Con el auge de la democracia, la identificación del Estado con la sociedad se ha redoblado, hasta que es común escuchar sentimientos que violan prácticamente todos los principios de la razón y el sentido común como, por ejemplo, «nosotros somos el gobierno». El útil término colectivo «nosotros» ha permitido arrojar un camuflaje ideológico sobre la realidad de la vida política. Si «nosotros somos el gobierno», entonces cualquier cosa que un gobierno haga a un individuo no sólo es justa y antitécnica, sino también «voluntaria» por parte del individuo en cuestión (…). Si, entonces, el Estado no es «nosotros», si no es «la familia humana» reuniéndose para decidir problemas mutuos, si no es una reunión de logia o un club de campo, ¿qué es? Brevemente, el Estado es aquella organización de la sociedad que intenta mantener el monopolio del uso de la fuerza y la violencia en un área territorial determinada; en particular, es la única organización de la sociedad que obtiene sus ingresos no por medio de contribuciones voluntarias o del pago de servicios prestados, sino por medio de la coerción (Rothbard, 1974, p. 9-11) 

Este procedimiento crítico sobre el carácter del Estado es bastante consecuente con ciertas teorías conspirativas de la derecha radicalizada contemporánea, tal como la del globalismo, que sugiere una conspiración de orden internacional llevada a cabo por grandes Estados y algunos socios corrompidos (señalados con claros matices antisemitas) que buscarían la eliminación de los valores familiares tradicionales, incentivarían la inmigración masiva desde países del tercer mundo hacia el primer mundo y promoverían al feminismo y a sus llamadas “ideologías de género” (Stack, 2016). 

A la vez, esta demonización de lo estatal como organización colectiva se repite con respecto a la figura del “colectivismo”, que muchos exponentes del libertarianismo oponen al individualismo, como aparece aquí en Ayn Rand: 

El Individualismo sostiene que el hombre posee derechos inalienables que no le pueden ser arrebatados por ningún otro hombre, ni tampoco por cualquier número, grupo o conjunto de hombres. Por lo tanto, cada hombre existe por su propio derecho y para sí mismo, no para el grupo. El Colectivismo sostiene que el hombre no tiene derechos; que su trabajo, su cuerpo y su personalidad pertenecen al grupo; que el grupo puede hacer con él lo que le plazca, en la forma que quiera, por cualquier motivo que el grupo haya decidido que es su propio bien. Por consiguiente, cada hombre existe sólo con el permiso del grupo y en beneficio del grupo (Rand, 1960, p. 49). 

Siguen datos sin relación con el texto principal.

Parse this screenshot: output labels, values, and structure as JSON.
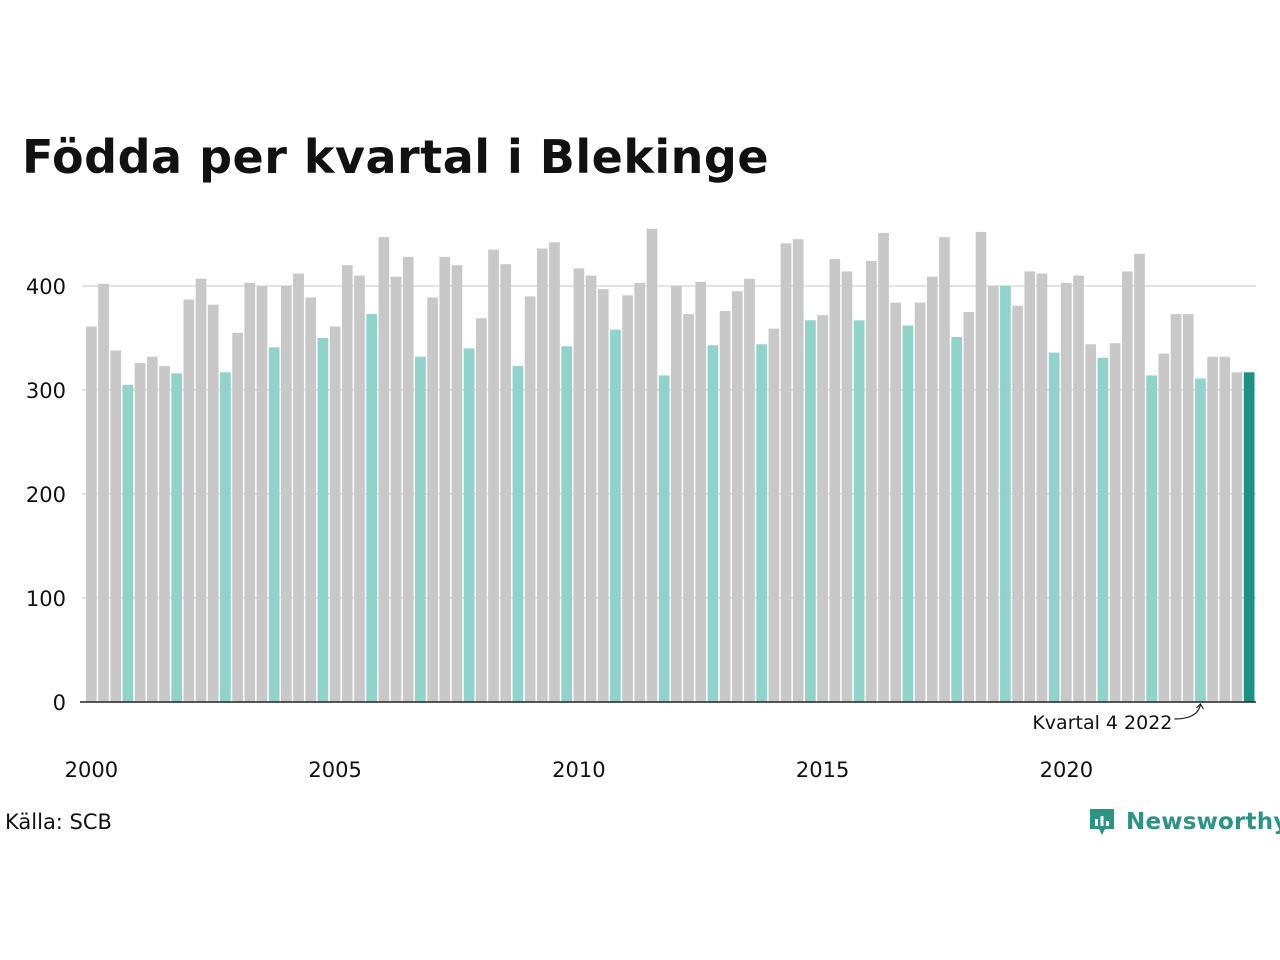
{
  "title": "Födda per kvartal i Blekinge",
  "source": "Källa: SCB",
  "brand": "Newsworthy",
  "colors": {
    "bar_default": "#c8c8c8",
    "bar_q4": "#8fd3ca",
    "bar_latest": "#1a9181",
    "brand": "#2a9485"
  },
  "chart_data": {
    "type": "bar",
    "title": "Födda per kvartal i Blekinge",
    "ylim": [
      0,
      460
    ],
    "yticks": [
      0,
      100,
      200,
      300,
      400
    ],
    "xticks": [
      "2000",
      "2005",
      "2010",
      "2015",
      "2020"
    ],
    "grid": true,
    "annotation": "Kvartal 4 2022",
    "highlight": "Q4 bars in light teal, latest quarter in dark teal",
    "values": [
      361,
      402,
      338,
      305,
      326,
      332,
      323,
      316,
      387,
      407,
      382,
      317,
      355,
      403,
      400,
      341,
      400,
      412,
      389,
      350,
      361,
      420,
      410,
      373,
      447,
      409,
      428,
      332,
      389,
      428,
      420,
      340,
      369,
      435,
      421,
      323,
      390,
      436,
      442,
      342,
      417,
      410,
      397,
      358,
      391,
      403,
      455,
      314,
      400,
      373,
      404,
      343,
      376,
      395,
      407,
      344,
      359,
      441,
      445,
      367,
      372,
      426,
      414,
      367,
      424,
      451,
      384,
      362,
      384,
      409,
      447,
      351,
      375,
      452,
      400,
      400,
      381,
      414,
      412,
      336,
      403,
      410,
      344,
      331,
      345,
      414,
      431,
      314,
      335,
      373,
      373,
      311,
      332,
      332,
      317,
      317
    ]
  }
}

Según Rand, el colectivismo deriva en el tipo de organización comunista, en donde los derechos de libertad individual se postergan al máximo posible en la búsqueda del beneficio del Estado. La construcción del comunismo como enemigo fundamental de la ideología del libertarianismo también es fácilmente homologable con los posicionamientos de extrema derecha contemporáneos. Así aparece en el caso del etnonacionalista Greg Johnson en su libro New Right vs Old Right (2013), quien considera al comunismo un evento cualitativa y cuantitativamente más trágico que el nazismo: “Desde una perspectiva humana general, los números del Holocausto no son relevantes, porque incluso si 16 millones de judíos perecieron en la Segunda Guerra Mundial, no es ciertamente lo peor que le ha pasado a la raza humana. Lo peor sería el comunismo” (Johnson, 2013, p. 130).

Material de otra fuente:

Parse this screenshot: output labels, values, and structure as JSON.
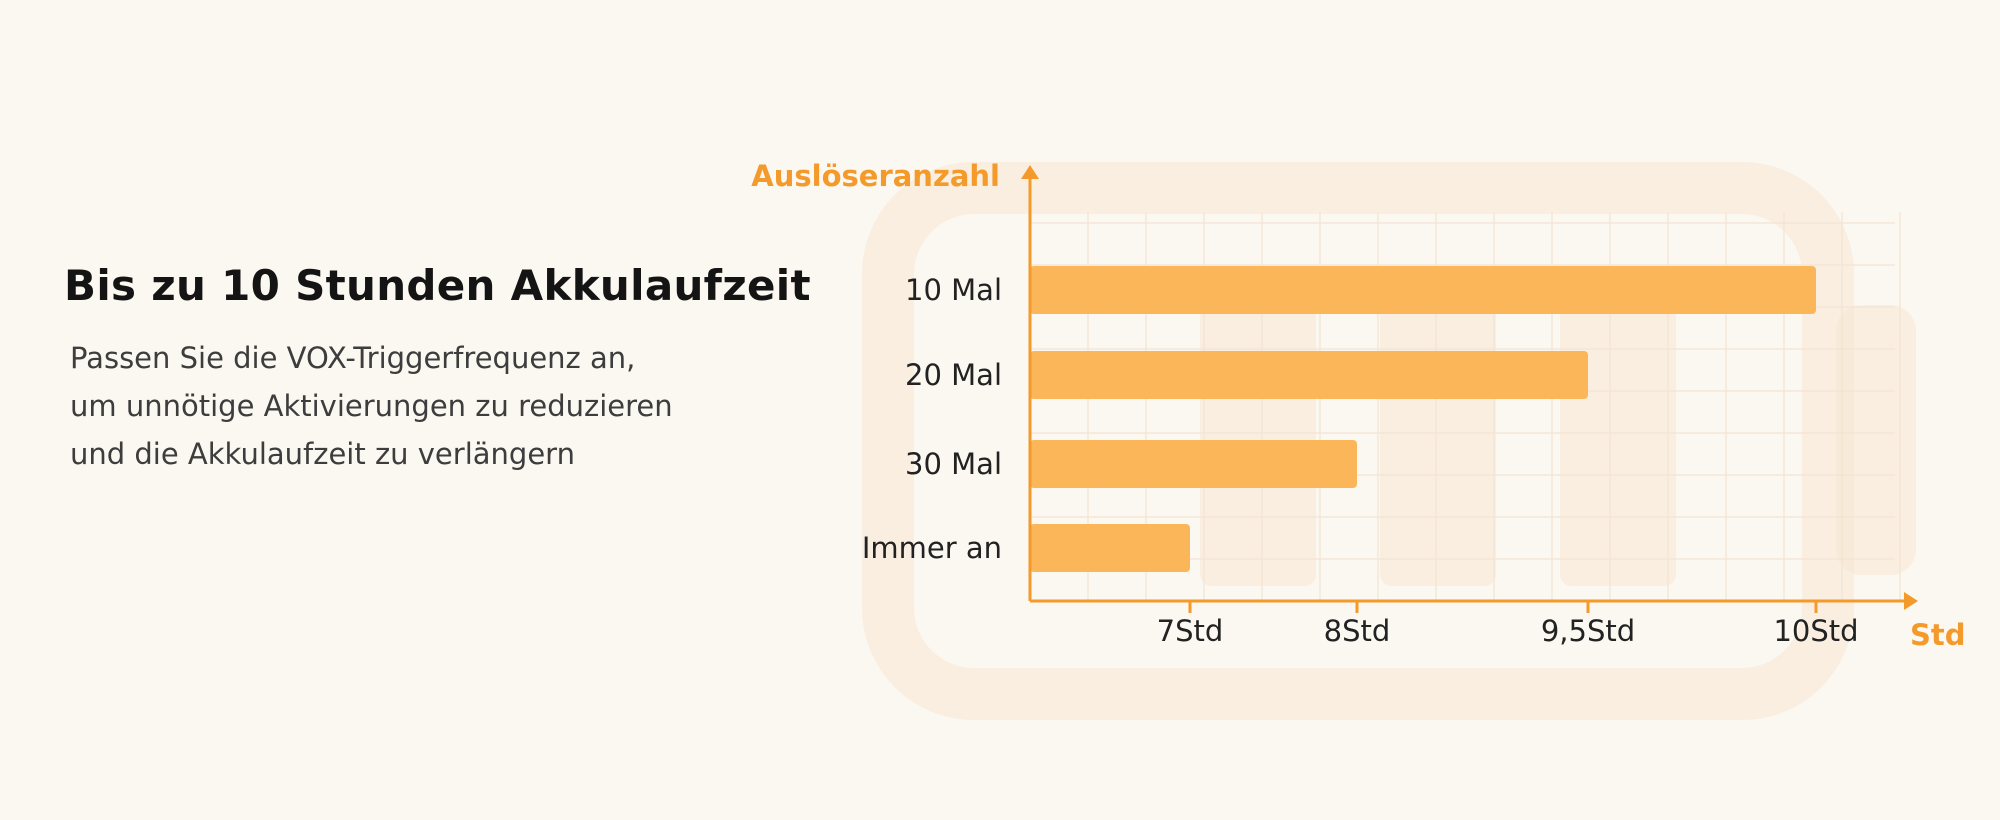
{
  "headline": "Bis zu 10 Stunden Akkulaufzeit",
  "body_lines": [
    "Passen Sie die VOX-Triggerfrequenz an,",
    "um unnötige Aktivierungen zu reduzieren",
    "und die Akkulaufzeit zu verlängern"
  ],
  "colors": {
    "background": "#fbf7f1",
    "accent": "#f39a2b",
    "bar": "#fbb65a"
  },
  "chart_data": {
    "type": "bar",
    "orientation": "horizontal",
    "xlabel": "Std",
    "ylabel": "Auslöseranzahl",
    "categories": [
      "10 Mal",
      "20 Mal",
      "30 Mal",
      "Immer an"
    ],
    "values": [
      10,
      9.5,
      8,
      7
    ],
    "x_ticks": [
      {
        "value": 7,
        "label": "7Std"
      },
      {
        "value": 8,
        "label": "8Std"
      },
      {
        "value": 9.5,
        "label": "9,5Std"
      },
      {
        "value": 10,
        "label": "10Std"
      }
    ],
    "grid": true,
    "legend": "none"
  }
}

Esta afinidad es a la vez sostenida por un sector del libertarianismo que ve en el conservadurismo tanto una ideología afín a sus principios teóricos fundamentales como un ancla de pragmatismo político en la cual sostener una alternativa en muchos casos electoral. El término palolibertarismo remite a la incorporación consciente de la ideología conservadora para con el proyecto libertario, y se resume claramente en la declaración de principios de Llewelyn H. Rockwell Jr:

Brevemente, el paleolibertarismo, con profundas raíces en la antigua derecha, considera:

I. El Estado Leviatán como fuente institucional del mal a lo largo de la historia.

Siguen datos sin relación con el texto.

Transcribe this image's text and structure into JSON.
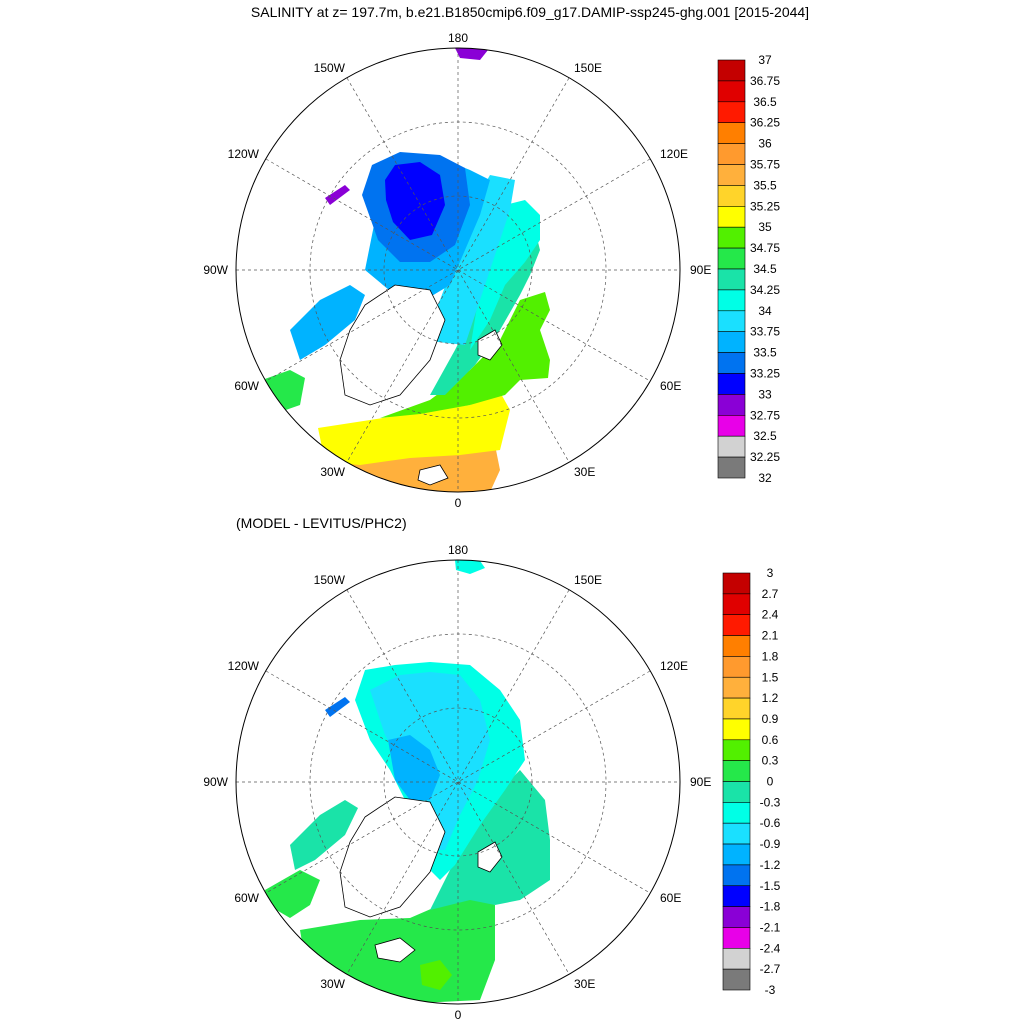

II. El libre mercado sin trabas como un imperativo moral y práctico.

III. La propiedad privada como una necesidad económica y moral en una sociedad libre.

IV. El Estado militarista [garrison state] como una insigne amenaza a la libertad y al bienestar social.

V. El Estado de bienestar como un robo organizado que victimiza a los productores y, eventualmente, incluso a sus “clientes”.

VI. Las libertades civiles basadas en los derechos de propiedad como esenciales para una sociedad justa.

VII. La ética igualitaria como moralmente reprobable y destructora de la propiedad privada y de la autoridad social.

VIII La autoridad social –encarnada en la familia, la iglesia, la comunidad y otras instituciones intermediarias– como una ayuda para proteger al individuo frente al Estado y como necesaria para una sociedad libre y virtuosa.

IX. La cultura occidental como eminentemente digna de preservación y de defensa.

X. Las normas objetivas de moralidad, especialmente las que se encuentran en la tradición judeocristiana, como esenciales para el orden social libre y civilizado. (Rockwell Jr. 2023: 320)

Si bien no es conveniente tomar esta autodefinición ideológica como la característica de nuestra experiencia libertaria contemporánea, sí ayuda comenzar a pensar en los modos a través de los cuales el conservadurismo clásico encuentra sus justificaciones en una doctrina ideológica dentro de la cual el mercado tiene un protagonismo específico en la dirección de todo lo social, ya no sólo como programa político, sino como principio axiomático y epistémico. En este sentido, problemas como los de la pobreza y la desigualdad serán enfocados desde el paradigma libertario menos como problemáticas de Estado y más bien como características naturales del orden espontáneo social. Pero antes de adentrarnos a esto, conviene detenerse en los modos en los cuales la pobreza ha sido pensada como problemática de Estado, independientemente del paradigma liberal-libertario.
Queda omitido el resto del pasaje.